Setiap peserta Workshop Bercerita Tentang Keberagaman Berbasis Esai memang diminta untuk membuat karya tulis. Temanya spesifik tentang keberagaman, sesuai tema besar program. Karya tulis ini penting karena menjadi salah satu tolok ukur keberhasil program.
Tulisan Perdana
Diawali dari sebuah “keterpaksaan”, Sri Handayani mulai membuat tulisan esai pertamanya.
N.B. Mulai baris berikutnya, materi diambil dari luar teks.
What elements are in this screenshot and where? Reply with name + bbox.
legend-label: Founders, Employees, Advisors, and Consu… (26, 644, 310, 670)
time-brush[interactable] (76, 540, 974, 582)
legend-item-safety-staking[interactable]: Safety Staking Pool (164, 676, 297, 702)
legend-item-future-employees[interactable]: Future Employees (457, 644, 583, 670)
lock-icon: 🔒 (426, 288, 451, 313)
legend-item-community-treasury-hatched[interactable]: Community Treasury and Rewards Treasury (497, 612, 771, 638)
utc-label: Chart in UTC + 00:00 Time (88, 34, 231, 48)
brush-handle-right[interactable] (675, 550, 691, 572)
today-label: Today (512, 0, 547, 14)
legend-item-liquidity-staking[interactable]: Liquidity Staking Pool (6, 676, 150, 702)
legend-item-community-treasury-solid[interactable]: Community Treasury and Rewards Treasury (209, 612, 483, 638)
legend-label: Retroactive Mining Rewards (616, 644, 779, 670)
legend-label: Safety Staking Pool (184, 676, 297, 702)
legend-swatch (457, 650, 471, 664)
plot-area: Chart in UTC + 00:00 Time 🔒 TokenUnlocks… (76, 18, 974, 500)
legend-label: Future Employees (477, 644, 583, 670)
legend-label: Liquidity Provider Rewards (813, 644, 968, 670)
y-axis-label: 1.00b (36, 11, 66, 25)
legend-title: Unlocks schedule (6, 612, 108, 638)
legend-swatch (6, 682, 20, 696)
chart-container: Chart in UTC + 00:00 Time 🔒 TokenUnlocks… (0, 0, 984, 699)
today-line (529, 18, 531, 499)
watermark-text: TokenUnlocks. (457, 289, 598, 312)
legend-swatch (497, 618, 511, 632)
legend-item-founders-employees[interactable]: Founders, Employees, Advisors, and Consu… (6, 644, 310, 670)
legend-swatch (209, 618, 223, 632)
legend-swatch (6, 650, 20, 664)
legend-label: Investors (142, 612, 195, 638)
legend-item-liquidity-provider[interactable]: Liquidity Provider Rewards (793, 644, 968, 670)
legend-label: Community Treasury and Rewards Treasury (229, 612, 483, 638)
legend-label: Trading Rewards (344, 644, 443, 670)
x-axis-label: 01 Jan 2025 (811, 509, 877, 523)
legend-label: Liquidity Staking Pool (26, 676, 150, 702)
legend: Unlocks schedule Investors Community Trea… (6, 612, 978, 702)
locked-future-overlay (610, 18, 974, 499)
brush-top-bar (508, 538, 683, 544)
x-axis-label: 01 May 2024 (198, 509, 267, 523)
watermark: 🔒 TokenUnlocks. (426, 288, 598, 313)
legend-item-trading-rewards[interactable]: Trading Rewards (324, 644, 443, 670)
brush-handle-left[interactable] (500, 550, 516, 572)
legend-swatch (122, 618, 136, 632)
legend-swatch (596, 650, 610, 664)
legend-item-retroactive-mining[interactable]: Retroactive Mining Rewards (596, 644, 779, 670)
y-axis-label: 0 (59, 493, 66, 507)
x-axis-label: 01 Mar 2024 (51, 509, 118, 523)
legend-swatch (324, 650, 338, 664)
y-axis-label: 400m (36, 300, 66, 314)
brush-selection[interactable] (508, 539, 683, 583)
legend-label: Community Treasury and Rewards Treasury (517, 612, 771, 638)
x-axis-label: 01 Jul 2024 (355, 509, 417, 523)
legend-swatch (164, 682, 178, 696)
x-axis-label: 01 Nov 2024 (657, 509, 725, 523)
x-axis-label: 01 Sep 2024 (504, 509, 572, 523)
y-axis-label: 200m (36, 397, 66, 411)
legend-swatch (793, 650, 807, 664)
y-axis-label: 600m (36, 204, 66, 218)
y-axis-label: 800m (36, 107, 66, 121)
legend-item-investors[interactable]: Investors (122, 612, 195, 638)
Judulnya “Melestarikan Nyadran dan Padusan”. Esai ini bercerita tentang budaya nyadran dan pdusan yang masih dilestarikan masyarakat di Desa Watubonang, Kecamatan Tawangsari, Sukoharjo, tempatnya tinggal.
Nyadran atau biasa disebut bersih desa adalah ritual tahunan yang biasanya melibatkan seluruh warga desa. Kegiatanya berupa bersih-bersih makam, mendoakan leluhur yang sudah lebih dulu meninggalkan mereka, dan diakhiri dengan makan bersama. Sementara padusan adalah kegiatan mandi di mata air atau kolam di desa setempat. Kegiatan ini bisa dilakukan secara bersama-sama maupun individu.
Dua tradisi ini biasanya digelar sepekan sebelum masuk Bulan Puasa atau Ramadan. Ini adalah simbolisasi akan kewajiban warga desa, yang umumnya mayoritas muslim, untuk membersihkan diri sebelum memasuki Bulan Suci Ramadan.
Sri Handayani tak menyangka tulisan esai perdananya ini bisa lolos dimuat Koran Solopos dan Solopos.com. “Ini jadi pengalaman pertama saya menulis esai dan diterbitkan di Solopos,” ungkap guru yang pernah menjadi pembimbing di salah satu bimbingan belajar di Sukoharjo ini.
Baca Juga:Bermain Saya Ternyata Kurang Jauh
Berawal dari keterpaksaan itu, Sri Handayani kini malah tergelitik untuk kembali menulis. Menurutnya menulis itu menyenangkan. “Ini adalah kegiatan menuangkan ide, bisa mencurahkan perasaan, dan menyalurkan daya imajinasi,” urainya.
Program Internalisasi Literasi Keberagaman Melalui Jurnalisme ini juga membidani lahirnya kegiatan ekstrakurikuler (ekskul) jurnalistik di SMKN 3 Sukoharjo. Kini sudah terbentuk pengurus ekskul jurnalistik yang jumlahnya sekitar 20 orang. Sri Handayani dipercaya menjadi salah satu pembimbing ekskul ini bersam seorang guru lainnya, Tri Haryanti.
“Dulu pernah terbayang untuk membimbing anak-anak untuk menulis, membuat mading [majalah dinding]. Namun terkendala kurangnya wawasan saya tentang jurnalistik,” ungkap Sri Handayani yang kini lebih siap dengan bekal ilmu jurnalistik yang sudah ia miliki.
Ekskul jurnalistik SMKN 3 Sukoharjo ini pun telah berhasil menerbitkan majalah edisi perdana. Majalahnya diberi nama Smaktanews.
Sri Handayani bertekad untuk mengembangkan kegiatan ekskul jurnalistik ini agar lebih banyak peminatnya dan bisa melahirkan karya-karya yang lebih baik.
Sri Handayani, guru Bahasa Indonesia di SMKN 3 Sukoharjo.